Tempos líquidos e nossa saúde mental.

Porque todo dia é dia de cuidar da saúde mental!

Neste artigo, trago uma reflexão a respeito de como fica nossa saúde mental na atualidade, sobre como somos impactados e influenciados pelos valores pós-modernos, e sobre como podemos lidar com tudo isso. Que sejam proposições e provocações (e não, recomendações!).


No presente artigo, tenho como objetivos: desenvolver dois conceitos: o de saúde mental e o de modernidade líquida; estabelecer as relações entre estes conceitos (Como fica nossa saúde mental na atualidade? Quais os efeitos para a nossa saúde mental dos valores pós-modernos?), e propor uma reflexão sobre como lidar com tudo isso.

Parafraseando Arnaldo Antunes, “a gente não quer só comida, a gente quer saída para qualquer parte (…) a gente quer inteiro e não pela metade”, buscamos mais do que atender as nossas necessidades básicas. Trago este trecho desta música para pensarmos a saúde mental.

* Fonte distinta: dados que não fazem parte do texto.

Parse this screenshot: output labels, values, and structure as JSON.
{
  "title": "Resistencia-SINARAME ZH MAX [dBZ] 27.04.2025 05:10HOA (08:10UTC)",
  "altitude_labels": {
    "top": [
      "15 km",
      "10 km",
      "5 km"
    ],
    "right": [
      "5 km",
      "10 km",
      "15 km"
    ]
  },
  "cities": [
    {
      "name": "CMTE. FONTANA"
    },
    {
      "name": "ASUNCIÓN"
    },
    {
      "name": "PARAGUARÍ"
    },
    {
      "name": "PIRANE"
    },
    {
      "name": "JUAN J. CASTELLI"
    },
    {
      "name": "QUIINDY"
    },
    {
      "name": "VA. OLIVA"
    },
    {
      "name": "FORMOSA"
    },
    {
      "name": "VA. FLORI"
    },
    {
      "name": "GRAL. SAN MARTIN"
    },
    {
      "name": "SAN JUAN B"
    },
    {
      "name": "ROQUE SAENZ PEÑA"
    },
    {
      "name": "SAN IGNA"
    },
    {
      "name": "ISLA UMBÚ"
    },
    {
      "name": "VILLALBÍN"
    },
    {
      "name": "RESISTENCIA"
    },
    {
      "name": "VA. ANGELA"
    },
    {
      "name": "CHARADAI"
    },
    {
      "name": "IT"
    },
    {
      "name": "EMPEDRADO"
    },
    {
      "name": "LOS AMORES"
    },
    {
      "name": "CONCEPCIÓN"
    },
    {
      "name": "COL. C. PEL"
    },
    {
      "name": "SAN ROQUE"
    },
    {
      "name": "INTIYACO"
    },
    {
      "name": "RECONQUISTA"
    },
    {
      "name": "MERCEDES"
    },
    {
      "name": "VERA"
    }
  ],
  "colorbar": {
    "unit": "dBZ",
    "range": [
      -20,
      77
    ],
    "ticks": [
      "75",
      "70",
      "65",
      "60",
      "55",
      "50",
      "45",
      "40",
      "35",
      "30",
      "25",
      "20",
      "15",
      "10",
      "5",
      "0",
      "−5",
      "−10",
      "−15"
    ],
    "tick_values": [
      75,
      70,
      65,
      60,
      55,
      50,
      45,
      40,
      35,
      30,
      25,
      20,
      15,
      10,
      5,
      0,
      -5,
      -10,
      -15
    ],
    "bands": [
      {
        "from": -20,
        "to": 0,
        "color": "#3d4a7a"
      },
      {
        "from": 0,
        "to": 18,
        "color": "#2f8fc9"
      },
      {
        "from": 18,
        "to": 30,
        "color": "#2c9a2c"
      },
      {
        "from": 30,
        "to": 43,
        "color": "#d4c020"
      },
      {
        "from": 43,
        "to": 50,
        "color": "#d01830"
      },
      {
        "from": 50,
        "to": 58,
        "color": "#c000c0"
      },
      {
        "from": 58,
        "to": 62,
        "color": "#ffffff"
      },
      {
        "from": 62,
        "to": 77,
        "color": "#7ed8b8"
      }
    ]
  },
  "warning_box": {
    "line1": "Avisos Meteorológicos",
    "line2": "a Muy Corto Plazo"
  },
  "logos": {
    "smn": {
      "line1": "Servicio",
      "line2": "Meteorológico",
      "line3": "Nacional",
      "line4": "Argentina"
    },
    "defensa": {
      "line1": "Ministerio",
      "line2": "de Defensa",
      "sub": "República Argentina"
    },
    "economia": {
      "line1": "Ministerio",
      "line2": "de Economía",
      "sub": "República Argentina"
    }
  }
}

Saúde mental é um estado de bem-estar em que a pessoa tem a percepção de seu potencial, consegue lidar com o estresse do dia a dia, trabalhar de forma produtiva e contribuir para a sua comunidade. Em outras palavras, é estar bem consigo mesmo e com as outras pessoas, conseguir se adaptar às mudanças e desafios exigidos em nosso cotidiano e conseguir lidar com os próprios sentimentos e emoções.

Cada momento histórico, com suas características, é responsável pela produção de um determinado tipo de subjetividade. (E também pela produção de saúde, de cuidados em saúde, bem como de adoecimentos. Muitos adoecimentos que vemos e vivemos na atualidade são consequência deste momento histórico.)

Michel Foucault, filósofo francês, em 1961, em sua tese de doutorado “História da Loucura” versa sobre as mudanças de compreensão sobre a loucura ao longo da história, e que dependeram não apenas da ciência, mas também das relações entre saberes e poderes, das crenças, dos costumes, dos rituais e do regime político de cada época. Na Antiguidade, a loucura era vista como possessão demoníaca, tendo relação com o divino ou com forças sobrenaturais; o louco podia circular livremente. Na Idade Moderna, sob a principal influência de Descartes e a cisão entre razão e desrazão, a loucura passa a ser compreendida como desrazão, como erro, e precisa ser internada. Nos séculos XVII e XVIII, os loucos passam a ser segregados, excluídos, confinados juntamente com toda a sorte de indesejáveis (inválidos, portadores de doenças venéreas, mendigos, libertinos). Nos séculos XVIII e XIX, a loucura passa a ser objeto do saber médico, necessitando de tratamento; são criados os asilos psiquiátricos, reservados exclusivamente aos doentes mentais.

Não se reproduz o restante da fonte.